Here are some thoughts for you to think about...
In a normal Cartesian plane, the concept of betweenness can be defined by a pair of inequalities: eg. the set of points between 5 and 9 can be defined as $\{x: 5 \le x \le 9 \}$. When you check if a rectangle has 'collided' with another rectangle, what you are doing is testing each corner $C$ for the following: is the $C_x$ value between two numbers, and is the $C_y$ value between two numbers?
However in your "wrap around" space, if we think of it as the Cartesian product of the integers mod screen width and the integers mod screen height, then we cannot express betweenness in the same way, as every number is technically less than every other number. In fact, for any pair of numbers, there are two viable sets that represent every number 'between' the pair: eg In $\mathbb{Z}_{12}$ (like the numbers on a clock), the set of numbers between 5 and 9 could be 6,7,8, but they could also be 10,11,12,1,2,3,4. We need to reduce this to a single unique set in order to be able to define betweenness.

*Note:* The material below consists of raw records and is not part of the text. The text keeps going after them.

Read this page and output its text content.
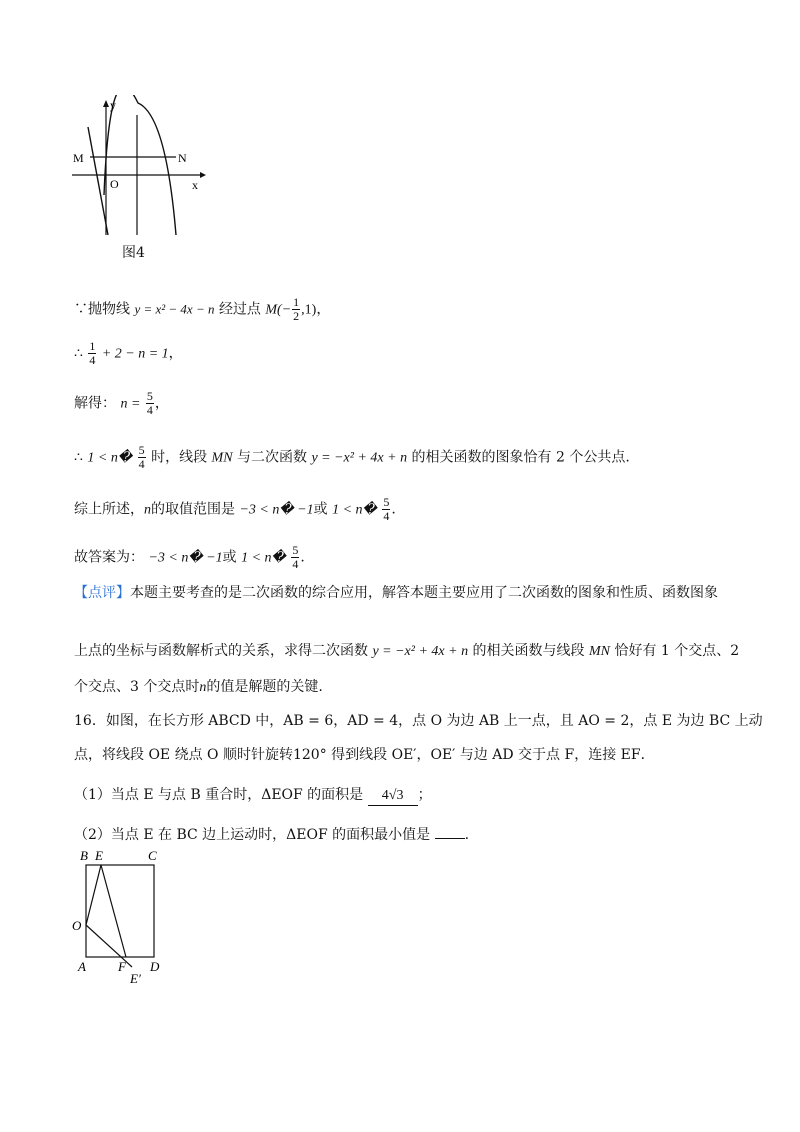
y
M	N
O	x
图4
∵抛物线 y = x² − 4x − n 经过点 $M(- \frac{1}{2} ,1)$，
∴ $\frac{1}{4} + 2 - n = 1$，
解得： $n = \frac{5}{4}$ ，
∴ 1 < n� $\frac{5}{4}$ 时，线段 MN 与二次函数 y = −x² + 4x + n 的相关函数的图象恰有 2 个公共点.
综上所述，n的取值范围是 −3 < n� −1或 1 < n� $\frac{5}{4}$ .
故答案为： −3 < n� −1或 1 < n� $\frac{5}{4}$ .
【点评】本题主要考查的是二次函数的综合应用，解答本题主要应用了二次函数的图象和性质、函数图象
上点的坐标与函数解析式的关系，求得二次函数 y = −x² + 4x + n 的相关函数与线段 MN 恰好有 1 个交点、2
个交点、3 个交点时n的值是解题的关键.
16．如图，在长方形 ABCD 中，AB = 6，AD = 4，点 O 为边 AB 上一点，且 AO = 2，点 E 为边 BC 上动
点，将线段 OE 绕点 O 顺时针旋转120° 得到线段 OE′，OE′ 与边 AD 交于点 F，连接 EF．
（1）当点 E 与点 B 重合时，ΔEOF 的面积是 4√3 ；
（2）当点 E 在 BC 边上运动时，ΔEOF 的面积最小值是 .
B E	C
O
A F D
E′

Because you are using two vectors to store your rectangles (one for position $P$, another for dimension $D$), you could distinguish these two sets as the former being the set from 5 to 9 and the latter being the set from 9 to 5. A point $a$ is inside your rectangle if $a_x$ is between $P_x$ and $P_x + D_x$, and $a_y$ is between $P_y$ and $P_y + D_y$ (all values modulo the appropriate screen dimension).
The trick is to test the boundary points first. In our 5 to 9 example, we see that 5 is less than 9, and thus we can compare "normally". In the 9 to 5 example, we see that 9 is not less than 5, and therefore we compare "oppositely", ie the set of points between 9 and 5 is defined as $\{x: x \le 5 \text{ or } x \ge 9 \} $.
And don't forget to watch out for degenerate cases! If a rectangle is larger than the entire screen, just return true no matter what.